No wonder so many of us have photographs of our comparatively poor distant relatives. They could only afford one, but once it was no longer a novelty, it became an obligation.
Second, we might now think of Leeds largely through prisms of other things: who lives there now and where in the world they hail from, for instance. Or the university, to which I’m sure a few of your friends, if you grew up vaguely like me and vaguely in the part of the world I grew up in, attended. If only for a time.
But no, the tour guide might say, calling to your through the centuries. No, there is more to Leeds than that. It was not, perhaps, a place of the greatest antiquity. There are no great assemblies of Canterburian or Cantabrigian age and vintage. But there are things that even a century ago were considered notably old and worth photographing, propagation to show a place’s seasoning. The Victorians invented tradition; and the early Edwardians cherished nothing more than supposed or real links to the past.
And the history was also one of great growth and change. A place which was not completely made but was made greater by industrialisation, by coal and iron. This was a place of power as well as a place of work.
They made things, in the past.
And architecture which many would now think of as either impossibly fine or terribly pompous was made and produced here the use of municipal power. English councils used to matter and they used to have authority. Hence the buildings for them, which used – once upon a time – to be of a scale and of a beauteous style that betrayed that power and influence.

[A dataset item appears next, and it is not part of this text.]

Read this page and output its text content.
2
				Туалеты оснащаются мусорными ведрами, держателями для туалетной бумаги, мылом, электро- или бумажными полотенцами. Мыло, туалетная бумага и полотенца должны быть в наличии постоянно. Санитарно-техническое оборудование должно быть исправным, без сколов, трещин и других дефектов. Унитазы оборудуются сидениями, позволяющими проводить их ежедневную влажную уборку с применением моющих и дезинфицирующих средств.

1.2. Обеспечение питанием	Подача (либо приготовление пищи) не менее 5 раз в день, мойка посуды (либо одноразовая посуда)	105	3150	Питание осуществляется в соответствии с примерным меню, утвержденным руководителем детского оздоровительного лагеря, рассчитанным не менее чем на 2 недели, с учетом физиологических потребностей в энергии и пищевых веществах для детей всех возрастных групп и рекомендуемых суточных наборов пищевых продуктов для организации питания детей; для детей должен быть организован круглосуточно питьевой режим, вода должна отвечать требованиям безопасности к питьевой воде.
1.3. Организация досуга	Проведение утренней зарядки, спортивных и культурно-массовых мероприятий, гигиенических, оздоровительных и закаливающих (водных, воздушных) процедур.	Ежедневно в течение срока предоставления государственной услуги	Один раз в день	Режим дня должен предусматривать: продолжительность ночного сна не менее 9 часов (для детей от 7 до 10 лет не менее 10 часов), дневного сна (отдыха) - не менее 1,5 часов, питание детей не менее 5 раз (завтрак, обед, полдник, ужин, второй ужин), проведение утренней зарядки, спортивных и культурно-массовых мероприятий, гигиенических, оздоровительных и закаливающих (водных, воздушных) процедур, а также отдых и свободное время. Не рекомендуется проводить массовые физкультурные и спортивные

Think, too, of the newish or late Victorian medical buildings: the hospital and the dispensary. Back when it was possible and legal to build. And the corn exchange and the institute of science. The college (in fact, more than one), the ancient grammar school. Places where learning, or what passed for it, held their sway.
No Edwardian depiction of a city’s goodly places could omit the church, either figuratively or literally in the form of its many buildings. And this book has stained glass – not in fine definition – and high ceilings in plenty. Many different churches, for parishes and for nonconforming communities. All across the city and its surrounds.
Once upon a time, at my old university, a question was set to undergraduates who were reading history. It read, ‘what do pictures want?’ At the time, we all grumbled about this, asked each other what it could possibly mean. But these days, it’s clear what media wants from us. The English once venerated and knelt before their shining altars – that is what books like this want us to think. The ruined Kirkstall Abbey, meanwhile, tells us too that long ago, other traditions reigned here, but they are gone, their power over men’s hearts disappearing one morning, never to return.
God, meanwhile, remains an Englishman – no matter the denomination.
There is nature in a book like this; and don’t forget it. But it is nature in harmony with man, or subjugated by him. This is man as good steward, as lands agent on a great estate. There are parks with grass fiercely shorn. There are canals cut by man and once hauling so much in goods and minerals they were as rich as a new silk road. There was much, once upon a time, to admire.
Books like these were once common. Tourist tat or souvenirs. A bit of local pride. They might be common once more. They show us an old society many of whose leaders, whose intelligentsia and, most surprising of all, whose artists truly cared for their country. Whose society believed in itself, who thought the thing worth preserving and protecting into the future. What a difference a hundred years makes.